Quotes by "Donald Miller"
Writers don't make any money at all. We make about a dollar. It is terrible. But then again we don't work either. We sit around in our underwear until noon then go downstairs and make coffee, fry some eggs, read the paper, read part of a book, smell the book, wonder if perhaps we ourselves should work on our book, smell the book again, throw the book across the room because we are quite jealous that any other person wrote a book, feel terribly guilty about throwing the schmuck's book across the room because we secretly wonder if God in heaven noticed our evil jealousy, or worse, our laziness. We then lie across the couch facedown and mumble to God to forgive us because we are secretly afraid He is going to dry up all our words because we envied another man's stupid words. And for this, as I said, we are paid a dollar. We are worth so much more.

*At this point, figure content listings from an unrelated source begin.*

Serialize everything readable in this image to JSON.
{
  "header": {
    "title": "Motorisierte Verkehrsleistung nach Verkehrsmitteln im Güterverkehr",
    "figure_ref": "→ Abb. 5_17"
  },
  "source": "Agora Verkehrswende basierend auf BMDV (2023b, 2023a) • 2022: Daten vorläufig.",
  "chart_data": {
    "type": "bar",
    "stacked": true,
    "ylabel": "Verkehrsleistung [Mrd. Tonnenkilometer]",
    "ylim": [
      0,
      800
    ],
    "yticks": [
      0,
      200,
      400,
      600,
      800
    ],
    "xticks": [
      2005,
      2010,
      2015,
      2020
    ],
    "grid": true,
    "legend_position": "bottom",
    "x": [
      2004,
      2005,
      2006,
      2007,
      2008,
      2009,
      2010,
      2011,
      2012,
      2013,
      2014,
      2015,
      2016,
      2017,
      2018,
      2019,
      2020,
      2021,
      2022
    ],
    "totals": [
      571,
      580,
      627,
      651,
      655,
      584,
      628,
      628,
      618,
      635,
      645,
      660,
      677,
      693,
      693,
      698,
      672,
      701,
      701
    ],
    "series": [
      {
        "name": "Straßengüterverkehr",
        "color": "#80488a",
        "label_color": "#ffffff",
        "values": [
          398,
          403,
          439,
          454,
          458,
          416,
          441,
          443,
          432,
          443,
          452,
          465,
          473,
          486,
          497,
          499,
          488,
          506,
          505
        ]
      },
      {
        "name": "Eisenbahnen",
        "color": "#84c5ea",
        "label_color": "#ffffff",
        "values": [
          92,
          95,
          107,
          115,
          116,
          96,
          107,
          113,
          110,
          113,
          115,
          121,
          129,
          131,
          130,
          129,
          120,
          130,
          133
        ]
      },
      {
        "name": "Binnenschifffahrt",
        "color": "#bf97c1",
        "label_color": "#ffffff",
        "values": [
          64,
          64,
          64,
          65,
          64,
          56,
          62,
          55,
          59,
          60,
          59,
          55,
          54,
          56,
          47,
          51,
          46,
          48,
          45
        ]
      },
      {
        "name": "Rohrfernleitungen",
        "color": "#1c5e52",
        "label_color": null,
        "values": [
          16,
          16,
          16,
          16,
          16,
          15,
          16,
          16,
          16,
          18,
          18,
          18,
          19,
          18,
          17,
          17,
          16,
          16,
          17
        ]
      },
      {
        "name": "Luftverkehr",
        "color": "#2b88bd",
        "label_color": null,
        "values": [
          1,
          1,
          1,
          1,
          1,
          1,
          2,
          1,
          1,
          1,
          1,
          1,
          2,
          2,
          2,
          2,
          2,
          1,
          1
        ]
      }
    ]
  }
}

I was talking to a homeless man at a laundromat recently, and he said when we reduce Christian spirituality to math, we defile the holy. I thought that was very beautiful and comforting. Because I have never been good at math. Many of our attempts to understand christian faith have only cheapened it. I can no more understand the totality of God than a pancake I made for breakfast understands the complexity of me. The little we do understand, that grain of sand our minds are capable of grasping, those ideas, such as “God is good”, “God feels”, “God knows all”, are enough to keep our hearts dwelling on his majesty and otherness forever. This past summer I made the point to catch sunsets...fire in the clouds. I never really wanted to make the trip...but once I got up there, I always loved it...all that beauty happens right above the heads of more than a million people who never notice it. Here is what I’ve started thinking. All the wonder of God happens right above our arithmetic and formula. The more I climb outside my pat answers, the more invigorating the view; the more my heart enters into worship. When we worship God, we worship a being our experience does not give us the tools to understand. If we could, God would not inspire awe.” —Blue Like Jazz, by Donald Miller
I thought somehow he would sense my disapproval and change his life in order to gain my favor. In short, I withheld love. I knew what I was doing was wrong. It was selfish. And what’s more, it would never work. By withholding love from my friend, he became defensive. He didn’t like me. He thought I was judgmental, snobbish, proud, and mean. Rather than being drawn to me, wanting to change, he was repulsed. I was guilty of using love like money, withholding to get somebody to be who I wanted them to be. I was making a mess of everything. And I was disobeying God...I had fallen miles short of God’s aim...I repented. I replaced economic metaphor with something different, a free gift metaphor, or a magnet metaphor. That is, instead of withholding love to change somebody, I poured it on, lavishly. I hoped that love would work like a magnet, pulling people from the myre, and toward healing. I knew this is the way God loved me. God never withheld love to teach me a lesson. Here is something simple about relationships [I discovered]: nobody will listen to you unless they sense that you like them... After I repented, things were different. But the difference wasn’t with my friend. The difference was with me. Before I had all this judgementalism and pride and loathing of other people. I hated it. And now I was set free. I was free to love. I didn’t have to discipline anybody, I didn’t have to judge anybody, I could treat everybody as though they were my best friend, as though they were rockstars or famous poets, as though they were amazing, and to me, they became amazing. Especially my new friend. I loved him. After I decided to let go of judging him, I discovered that he was very funny. I mean, really hilarious. And he was smart. Quite brilliant really. I couldn’t believe I hadn’t seen it before. I felt as though I had lost an enemy, and gained a brother. And then he began to change. It didn’t matter to me whether he did or not, but he did. He began to get a little more serious about God...He was a great human being getting even better. I could feel God’s love for him. I loved the fact that it wasn’t my responsibility to change somebody, that it was God’s. That my part was just to communicate love.